= Combat results table =

A Combat results table or a CRT is used in wargaming to determine the outcome of a clash between individual units within a larger battle.

| Die roll | 1-3 | 1-2 | 1-1 | 3-2 | 2-1 | 3-1 | 4-1 | 5-1 |
| - | AE | AE | AE | 3/- | 3/- | 2/- | 2/- | 1/- |
| 1 | AE | AE | 3/- | 3/- | 2/- | 2/- | 1/- | 1/- |
| 2 | AE | 3/- | 3/- | 2/- | 2/- | 1/- | 1/- | [-/1] |
| 3 | 3/- | 3/- | 2/- | 2/- | 1/- | 1/- | [-/1] | -/2* |
| 4 | 3/- | 2/- | 2/- | 1/- | 1/- | [-/1] | -/2* | -/3* |
| 5 | 2/- | 2/- | 1/- | 1/- | [-/1] | -/2* | -/3* | DE |
| 6 | 2/- | 1/- | 1/- | [-/1] | -/2* | -/3* | DE | DE |
| 7 | 1/- | 1/- | [-/1] | -/2* | -/3* | DE | DE | DE |
| 8 | 1/- | [-/1] | -/2 | -/3* | DE | DE | DE | DE |
| + | [-/1] | -/2 | -/3 | DE | DE | DE | DE | DE |

==Methods==
===Ratio method===
One significant method for combat resolution entails determining the ratio of the attacking unit's attack strength versus the defending unit's defense strength. This method is used in many games; one of the earliest and most prominent games to use this system was the game Panzerblitz, which was a genre-defining game when it was published in 1970.

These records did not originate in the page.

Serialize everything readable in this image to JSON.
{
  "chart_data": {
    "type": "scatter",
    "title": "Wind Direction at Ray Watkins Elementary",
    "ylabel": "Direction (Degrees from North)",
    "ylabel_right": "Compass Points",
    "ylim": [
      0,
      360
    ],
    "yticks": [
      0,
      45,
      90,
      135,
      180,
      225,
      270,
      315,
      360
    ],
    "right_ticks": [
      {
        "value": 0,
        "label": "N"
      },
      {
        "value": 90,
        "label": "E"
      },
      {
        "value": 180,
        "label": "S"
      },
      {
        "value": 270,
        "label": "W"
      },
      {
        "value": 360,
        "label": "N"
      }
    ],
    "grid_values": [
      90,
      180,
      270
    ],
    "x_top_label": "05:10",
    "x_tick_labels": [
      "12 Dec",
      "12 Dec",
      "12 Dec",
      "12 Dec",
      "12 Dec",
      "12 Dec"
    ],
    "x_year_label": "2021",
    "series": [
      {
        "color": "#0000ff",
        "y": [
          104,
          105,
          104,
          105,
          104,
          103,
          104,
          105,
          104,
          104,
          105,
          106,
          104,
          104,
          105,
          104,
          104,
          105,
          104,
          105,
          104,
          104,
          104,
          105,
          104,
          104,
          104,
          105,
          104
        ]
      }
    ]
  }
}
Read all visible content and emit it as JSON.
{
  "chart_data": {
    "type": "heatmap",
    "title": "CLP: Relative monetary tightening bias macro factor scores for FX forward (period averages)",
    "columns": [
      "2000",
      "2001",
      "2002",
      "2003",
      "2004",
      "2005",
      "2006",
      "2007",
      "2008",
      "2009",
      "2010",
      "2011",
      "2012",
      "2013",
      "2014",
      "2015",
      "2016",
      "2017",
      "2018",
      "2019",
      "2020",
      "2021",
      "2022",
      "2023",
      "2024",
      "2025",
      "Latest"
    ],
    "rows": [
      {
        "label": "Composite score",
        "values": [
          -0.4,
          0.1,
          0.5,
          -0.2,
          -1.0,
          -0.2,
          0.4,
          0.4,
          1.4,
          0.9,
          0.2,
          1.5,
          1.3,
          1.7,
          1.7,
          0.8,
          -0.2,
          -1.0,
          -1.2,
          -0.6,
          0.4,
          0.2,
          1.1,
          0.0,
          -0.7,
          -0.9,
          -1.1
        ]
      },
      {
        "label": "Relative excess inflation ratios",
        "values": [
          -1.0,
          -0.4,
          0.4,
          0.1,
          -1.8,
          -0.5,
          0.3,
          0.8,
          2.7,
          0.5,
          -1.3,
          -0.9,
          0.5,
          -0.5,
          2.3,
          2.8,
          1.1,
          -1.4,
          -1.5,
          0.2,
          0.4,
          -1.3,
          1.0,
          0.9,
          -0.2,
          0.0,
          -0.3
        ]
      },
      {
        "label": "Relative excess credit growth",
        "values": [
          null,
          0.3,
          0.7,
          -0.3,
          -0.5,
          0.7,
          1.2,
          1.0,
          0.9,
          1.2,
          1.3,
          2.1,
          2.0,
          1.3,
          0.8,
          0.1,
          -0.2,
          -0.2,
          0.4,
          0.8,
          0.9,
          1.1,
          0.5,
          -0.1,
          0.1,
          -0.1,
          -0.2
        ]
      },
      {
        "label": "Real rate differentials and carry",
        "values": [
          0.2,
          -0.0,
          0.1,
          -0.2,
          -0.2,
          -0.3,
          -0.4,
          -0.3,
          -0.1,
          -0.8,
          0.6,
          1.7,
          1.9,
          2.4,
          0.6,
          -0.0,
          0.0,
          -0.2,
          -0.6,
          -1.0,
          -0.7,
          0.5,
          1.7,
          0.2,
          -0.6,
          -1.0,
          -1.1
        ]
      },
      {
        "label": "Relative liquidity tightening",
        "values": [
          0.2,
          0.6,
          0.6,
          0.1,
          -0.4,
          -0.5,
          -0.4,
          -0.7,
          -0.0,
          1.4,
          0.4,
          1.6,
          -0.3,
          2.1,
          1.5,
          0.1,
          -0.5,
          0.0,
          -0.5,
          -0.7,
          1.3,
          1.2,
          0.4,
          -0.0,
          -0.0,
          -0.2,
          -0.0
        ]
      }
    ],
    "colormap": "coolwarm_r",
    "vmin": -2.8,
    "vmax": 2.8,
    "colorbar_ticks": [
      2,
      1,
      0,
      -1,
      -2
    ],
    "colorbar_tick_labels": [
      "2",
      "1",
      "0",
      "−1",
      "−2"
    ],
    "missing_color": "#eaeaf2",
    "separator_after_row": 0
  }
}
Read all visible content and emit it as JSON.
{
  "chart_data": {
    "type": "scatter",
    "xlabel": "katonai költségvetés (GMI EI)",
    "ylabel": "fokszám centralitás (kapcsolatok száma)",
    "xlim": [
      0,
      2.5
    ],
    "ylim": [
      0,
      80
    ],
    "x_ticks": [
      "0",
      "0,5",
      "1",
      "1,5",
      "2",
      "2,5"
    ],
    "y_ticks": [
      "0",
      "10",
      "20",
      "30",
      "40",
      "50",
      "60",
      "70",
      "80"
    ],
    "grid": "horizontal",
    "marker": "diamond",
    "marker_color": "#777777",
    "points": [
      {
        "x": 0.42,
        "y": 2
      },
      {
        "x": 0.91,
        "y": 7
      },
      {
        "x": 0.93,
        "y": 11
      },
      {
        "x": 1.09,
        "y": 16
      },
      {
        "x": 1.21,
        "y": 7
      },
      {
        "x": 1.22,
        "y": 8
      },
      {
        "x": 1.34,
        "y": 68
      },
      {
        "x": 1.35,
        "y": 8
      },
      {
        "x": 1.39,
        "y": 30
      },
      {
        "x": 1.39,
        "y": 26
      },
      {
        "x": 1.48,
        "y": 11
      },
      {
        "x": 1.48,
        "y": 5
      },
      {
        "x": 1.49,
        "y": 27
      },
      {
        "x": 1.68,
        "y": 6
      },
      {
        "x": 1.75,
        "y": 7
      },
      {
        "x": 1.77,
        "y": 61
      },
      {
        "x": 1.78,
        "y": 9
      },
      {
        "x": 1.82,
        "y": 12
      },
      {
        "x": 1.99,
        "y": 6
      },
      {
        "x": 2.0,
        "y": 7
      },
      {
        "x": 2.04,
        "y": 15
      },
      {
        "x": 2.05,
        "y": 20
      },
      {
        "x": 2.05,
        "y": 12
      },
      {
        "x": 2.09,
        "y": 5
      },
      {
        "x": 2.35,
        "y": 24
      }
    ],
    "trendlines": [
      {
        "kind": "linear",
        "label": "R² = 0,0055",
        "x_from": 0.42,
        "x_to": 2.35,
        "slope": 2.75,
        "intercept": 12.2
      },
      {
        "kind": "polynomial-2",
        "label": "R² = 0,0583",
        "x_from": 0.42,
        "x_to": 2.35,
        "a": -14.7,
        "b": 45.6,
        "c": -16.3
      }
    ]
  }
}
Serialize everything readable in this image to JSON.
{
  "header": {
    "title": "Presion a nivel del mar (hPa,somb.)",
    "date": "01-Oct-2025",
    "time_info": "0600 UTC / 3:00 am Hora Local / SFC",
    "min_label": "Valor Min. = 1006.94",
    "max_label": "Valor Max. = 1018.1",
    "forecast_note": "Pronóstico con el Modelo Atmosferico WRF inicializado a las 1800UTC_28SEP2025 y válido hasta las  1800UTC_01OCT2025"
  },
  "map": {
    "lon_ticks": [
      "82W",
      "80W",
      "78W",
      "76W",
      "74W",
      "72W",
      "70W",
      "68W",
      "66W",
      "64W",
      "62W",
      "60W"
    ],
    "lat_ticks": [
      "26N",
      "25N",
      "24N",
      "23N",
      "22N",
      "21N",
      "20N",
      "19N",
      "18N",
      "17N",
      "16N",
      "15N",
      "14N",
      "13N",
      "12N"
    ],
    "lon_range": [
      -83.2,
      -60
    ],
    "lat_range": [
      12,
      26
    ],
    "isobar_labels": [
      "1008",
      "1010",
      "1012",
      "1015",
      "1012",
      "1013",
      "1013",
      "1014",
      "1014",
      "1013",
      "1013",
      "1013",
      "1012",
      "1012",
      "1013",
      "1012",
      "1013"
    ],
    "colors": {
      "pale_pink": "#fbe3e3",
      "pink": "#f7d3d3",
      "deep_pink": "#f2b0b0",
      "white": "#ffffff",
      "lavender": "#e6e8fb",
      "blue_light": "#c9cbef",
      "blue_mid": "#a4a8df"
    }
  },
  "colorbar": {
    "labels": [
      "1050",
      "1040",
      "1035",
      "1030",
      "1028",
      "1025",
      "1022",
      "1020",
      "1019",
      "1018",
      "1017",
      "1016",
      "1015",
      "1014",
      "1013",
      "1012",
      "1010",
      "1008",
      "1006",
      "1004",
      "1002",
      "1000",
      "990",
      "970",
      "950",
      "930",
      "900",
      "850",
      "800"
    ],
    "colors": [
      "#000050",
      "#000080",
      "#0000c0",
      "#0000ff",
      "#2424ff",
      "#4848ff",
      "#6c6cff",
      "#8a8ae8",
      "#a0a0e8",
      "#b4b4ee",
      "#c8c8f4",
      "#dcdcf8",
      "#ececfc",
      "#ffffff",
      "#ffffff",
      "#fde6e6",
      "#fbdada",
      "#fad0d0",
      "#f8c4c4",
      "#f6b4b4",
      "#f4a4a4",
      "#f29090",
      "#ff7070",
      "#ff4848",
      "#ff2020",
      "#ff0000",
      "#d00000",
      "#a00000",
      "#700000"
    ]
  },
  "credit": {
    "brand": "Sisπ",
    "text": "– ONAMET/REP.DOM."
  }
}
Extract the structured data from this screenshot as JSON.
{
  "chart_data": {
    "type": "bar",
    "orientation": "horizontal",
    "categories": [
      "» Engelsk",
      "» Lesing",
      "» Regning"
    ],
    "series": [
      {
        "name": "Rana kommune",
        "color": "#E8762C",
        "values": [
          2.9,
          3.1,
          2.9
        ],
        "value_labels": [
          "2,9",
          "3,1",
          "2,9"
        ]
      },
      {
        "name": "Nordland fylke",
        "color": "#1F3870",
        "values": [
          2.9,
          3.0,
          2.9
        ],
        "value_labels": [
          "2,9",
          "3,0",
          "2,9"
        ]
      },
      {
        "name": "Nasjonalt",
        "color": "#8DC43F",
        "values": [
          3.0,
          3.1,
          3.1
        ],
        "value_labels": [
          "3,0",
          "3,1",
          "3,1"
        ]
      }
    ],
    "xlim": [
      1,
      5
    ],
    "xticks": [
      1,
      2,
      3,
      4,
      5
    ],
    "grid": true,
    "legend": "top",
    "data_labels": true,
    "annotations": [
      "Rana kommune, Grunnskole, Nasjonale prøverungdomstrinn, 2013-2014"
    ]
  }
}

The attacker and defender typically compare the relative strengths of the units involved in the clash and reduce these numbers to a ratio, which corresponds to a column on the table (for example 2:1 if the attacker is twice as strong as the defender). Less often, the columns may be based on the difference between the combatants' strengths, rather than the ratio (for example '3', if an attacker with strength 5 attacks a defender with strength 2). A die roll is then made using one or more dice and the resulting number is then cross-referenced on the table to find the results of the individual clash.

Game conditions can influence the strength numbers used to calculate the ratio in the form of doubling or halving each of them, in addition to column shifts that can occur due to terrain, weather or some other factor. Typical results include elimination, advances or retreats, surrender, casualty reduction, or partial losses.

For example, the simple Combat Results Table (CRT) included in this article could be interpreted as follows:
- AE: Attacking unit(s) completely Eliminated
- DE: Defending unit(s) completely Eliminated
- Intermediate results (reflected by a slash separating two values): the number to the left of the slash represents the losses suffered by the attacking force, the number to the right of the slash represents the losses the defenders might suffer (losses may result in the dissolution or destruction of sub-units and/or the overall distance a force may retreat). A dash represents no effect to the force indicated.

The brackets seen in the results running diagonally from the lower left hand corner of the chart to the upper right hand corner could indicate some additional outcome such as melee or continuing engagement that involves both sides. The asterisk shown in some results might represent a supplementary outcome that influences only the defender, such as a mandatory retreat. As wargames typically use a standard 6-sided die the addition of numbers below 1 and above 6 in the left hand column would indicate this game uses what are called die roll modifiers to reflect further special conditions, such as defender’s terrain, weather, leadership, training, morale, surprise, experience levels, or supply conditions, etc.